Compressed Air Energy Storage (CAES), a technology capable of large-scale energy storage (>100MW), has already been implemented commercially in industry. However, the round-trip efficiency (RTE) of existing commercial CAES plants leaves room for significant enhancement. CAES systems hold an important role in balancing electricity supply and demand, especially as they can be integrated with renewable energy sources to overcome their inherent intermittency. This thesis aims to explore strategies to enhance the RTE of CAES, and to examine its design, operation and cost reduction. This investigation was achieved through process simulation and optimisation.
Firstly, a newly combined cooling heating and power (CCHP) system that integrates a CAES system, organic Rankine cycle (ORC) and single-effect absorption refrigeration system (ARS) using LiBr/H2O is proposed in this study. The ORC can operate during both the charging and discharging process. The waste heat was recovered from the recuperator in CAES, thereby improving its RTE. Steady-state process models of the CCHP system were developed in Aspen Plus® V12 and validated individually. Process analysis was undertaken using the validated models to assess the effect of six organic working fluids of the ORC and several key parameters (inlet mass flowrate of pump in ARS, inlet temperature of combustion chamber 1, different working fluids for ORC, ORC turbine inlet pressure, inter-cooler temperatures, and compressor’s inlet temperatures) on system performance. Results show that the RTE of CCHP (using R290) and overall exergy efficiency of the CCHP system are 67.6% and 51.21%, respectively. Among the factors examined, the inlet temperature of the compressor and the inlet temperature of the combustion chamber are the most decisive parameters influencing the system's performance.
Additionally, a multi-objective optimisation was conducted to maximise the RTE and minimise the total investment cost per output power (ICPP) of the CCHP (including CAES, ORC and single-effect ARS using LiBr/H2O). The findings reveal that the optimised CCHP system has advantages with a significantly enhanced efficiency reaching 68.38% RTE (increased by 0.78%) and a cost-efficiency improved to 0.20 $/kWh ICPP (decreased by 2.68%).
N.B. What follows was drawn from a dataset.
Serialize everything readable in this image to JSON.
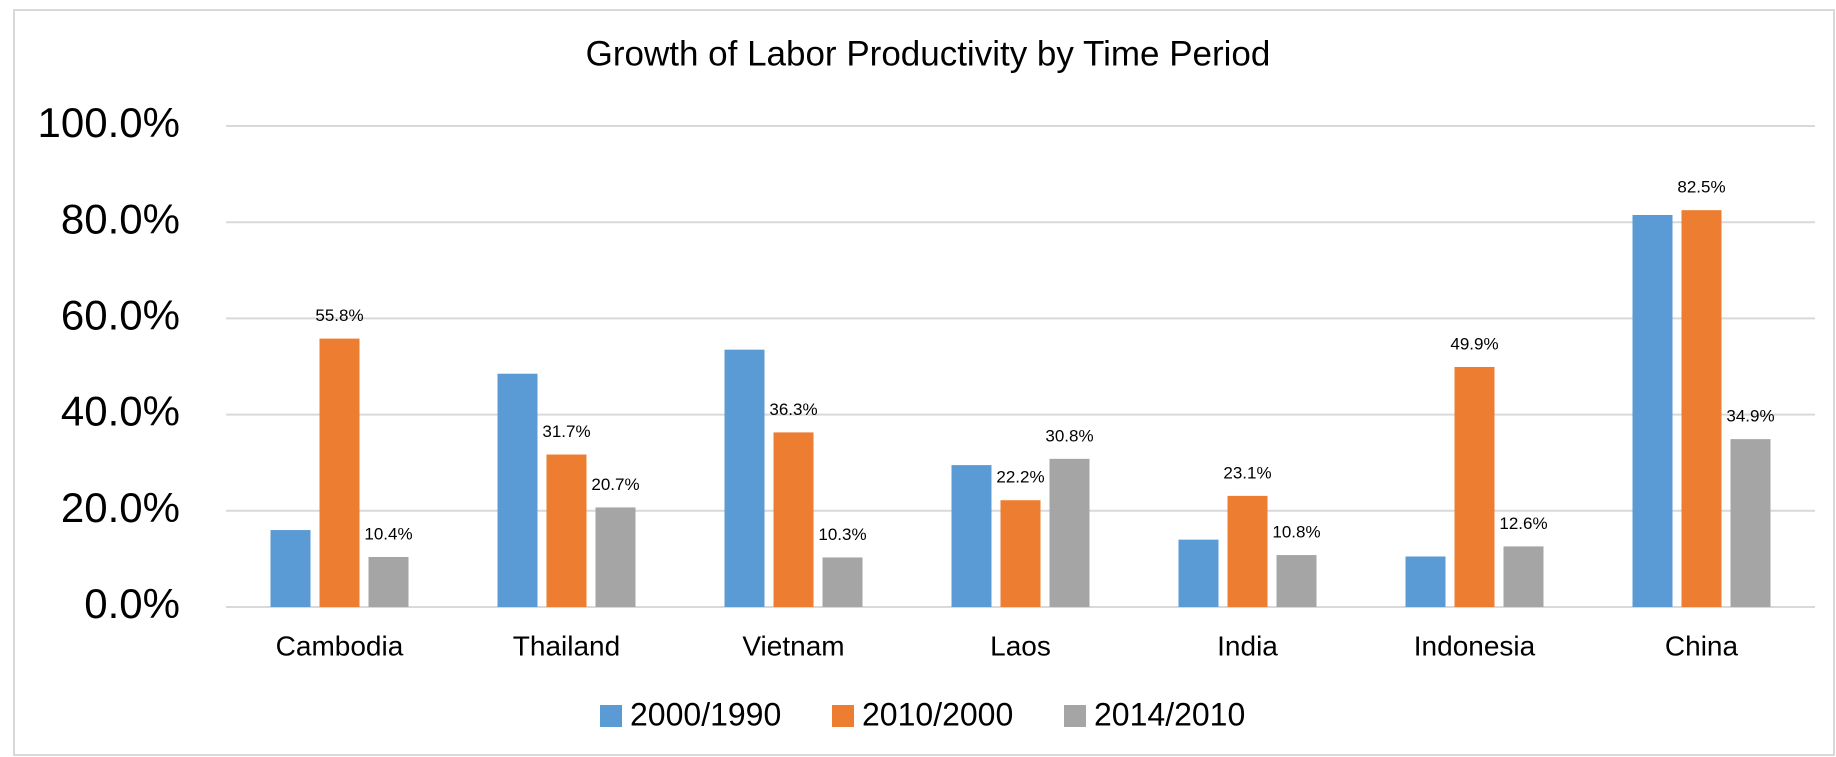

In another configuration of CCHP (including CAES, ORC and different types of ARS), the ORC was designed to operate exclusively during the charging process, while the ARS functioned solely during the discharging phase. Under these design conditions, the low-grade waste heat from the flue gas was completely supplied to ARS. The CCHP system integrated with different types of ARS (i.e. different effect and different working medium) was compared. The results indicate that the double-effect ARS performs better than the single-effect ARS with the same working medium. The lithium bromide/water (LiBr/H2O) is more suitable than ammonia/water (NH3/H2O) as a working medium. The double-effect ARS LiBr/H2O has the better performance, which can produce 206 MW of electrical energy, 7.26 MW of heating, and 27.28 MW of cooling capacity (COP 1.36). The levelized cost of electricity (LCOE) of the CCHP-3 system is 31.01 $/MWh, and the payback period is 12.9 years.